The last words hurt like the twinge of an old wound in the side. He had not always been skillful and he had not always been as loyal as he could have been to the throne over his own grudges and ambitions, and it was only upon being forced away from the morass of the court as the bird sent upon the wing that he could have seen the truth of it. Still, he kept the emotion off his face. It would be ill done of him to reward kindness and generosity with old guilt long curdled into melancholy.
He could feel the life below the shell. It was old and slumbering, taken from under the shadow of the Doom in the City of Syrax, by foresight guarded, by fortune kept whole. A fitting companion if ever he had known one, and the slumbering mind within seemed to agree, driven by some half-understood instinct, some kinship beyond the gulf of years and leagues uncounted.

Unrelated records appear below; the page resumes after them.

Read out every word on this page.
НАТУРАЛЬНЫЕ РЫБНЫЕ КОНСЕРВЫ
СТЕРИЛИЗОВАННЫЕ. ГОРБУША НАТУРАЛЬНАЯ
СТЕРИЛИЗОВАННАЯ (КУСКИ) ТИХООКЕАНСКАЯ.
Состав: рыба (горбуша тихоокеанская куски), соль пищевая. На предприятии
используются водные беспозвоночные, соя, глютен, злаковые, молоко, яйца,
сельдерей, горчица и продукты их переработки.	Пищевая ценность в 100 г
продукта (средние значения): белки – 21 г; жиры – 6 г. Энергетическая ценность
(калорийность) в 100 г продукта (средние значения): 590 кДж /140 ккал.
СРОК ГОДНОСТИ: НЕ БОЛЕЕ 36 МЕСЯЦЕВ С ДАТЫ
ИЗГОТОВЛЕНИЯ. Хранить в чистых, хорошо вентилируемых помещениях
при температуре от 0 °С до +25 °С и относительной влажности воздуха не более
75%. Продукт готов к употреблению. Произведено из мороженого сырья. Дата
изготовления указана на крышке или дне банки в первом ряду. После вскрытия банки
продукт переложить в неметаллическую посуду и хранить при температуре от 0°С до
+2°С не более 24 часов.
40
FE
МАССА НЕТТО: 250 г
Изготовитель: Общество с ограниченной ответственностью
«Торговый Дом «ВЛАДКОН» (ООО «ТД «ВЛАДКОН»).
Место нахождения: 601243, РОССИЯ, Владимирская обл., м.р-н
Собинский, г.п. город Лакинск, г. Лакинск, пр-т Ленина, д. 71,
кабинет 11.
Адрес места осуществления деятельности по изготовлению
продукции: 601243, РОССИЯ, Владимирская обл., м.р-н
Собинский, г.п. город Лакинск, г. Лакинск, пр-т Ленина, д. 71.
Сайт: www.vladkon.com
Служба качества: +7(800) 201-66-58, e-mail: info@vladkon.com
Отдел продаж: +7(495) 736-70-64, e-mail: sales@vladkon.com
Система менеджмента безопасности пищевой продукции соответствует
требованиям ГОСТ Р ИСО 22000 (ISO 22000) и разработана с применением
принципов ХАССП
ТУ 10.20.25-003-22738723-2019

"Wake!" commanded the Last Greenseer and last of the Great Bastards, Last Hand of the King yet living for a kingdom that was no more. In this he was the first. Never before had a skinchanger called a dragon from stone with naught but the strength of his will and the voice of his thoughts.
"Blood for the spilling waits, flesh for the feasting waits, sky bright and wide waits! Your time has come!"
If pressed, Brynden would admit he had not expected the egg to explode outwards like an alchemist's grenade with a crack of thunder and the smell of smoke and ash.
"What the hells..." the Imperator gestured imperiously to the curtain of grey, and with a thought dispelled it to reveal a young dragon looking oddly fine boned, its body grey, its wings black as soot, though that was likely not the first thing one would notice about it. The coloring of the hatchling's head gave the impression of a skull, as though it had been born with a foretelling of death already upon it. Not its own death, Brynden knew, but that of its foes.
"Thou shall be Deathwind, and thy foes shall fear you as deeply as they fear their own demise," Bloodraven proclaimed as he gently reached for the dragon's mind, finding it more welcoming and far wider than that of any bird. Thus they took flight.
Bloodraven hatches Valyrian Dragon Deathwind (Due to his extraordinary skills at skinchanging and the particular affinity with the egg, the Valyrian Dragon counts as a Familiar for him for the Familiar Bond and delivering Touch Spells)
OOC: Bloodraven crit his roll to make the Valyrian Dragon wake without blood sacrifice so he got a small extra bonus... well small by the standards of someone who is already the chosen of a major god-mind.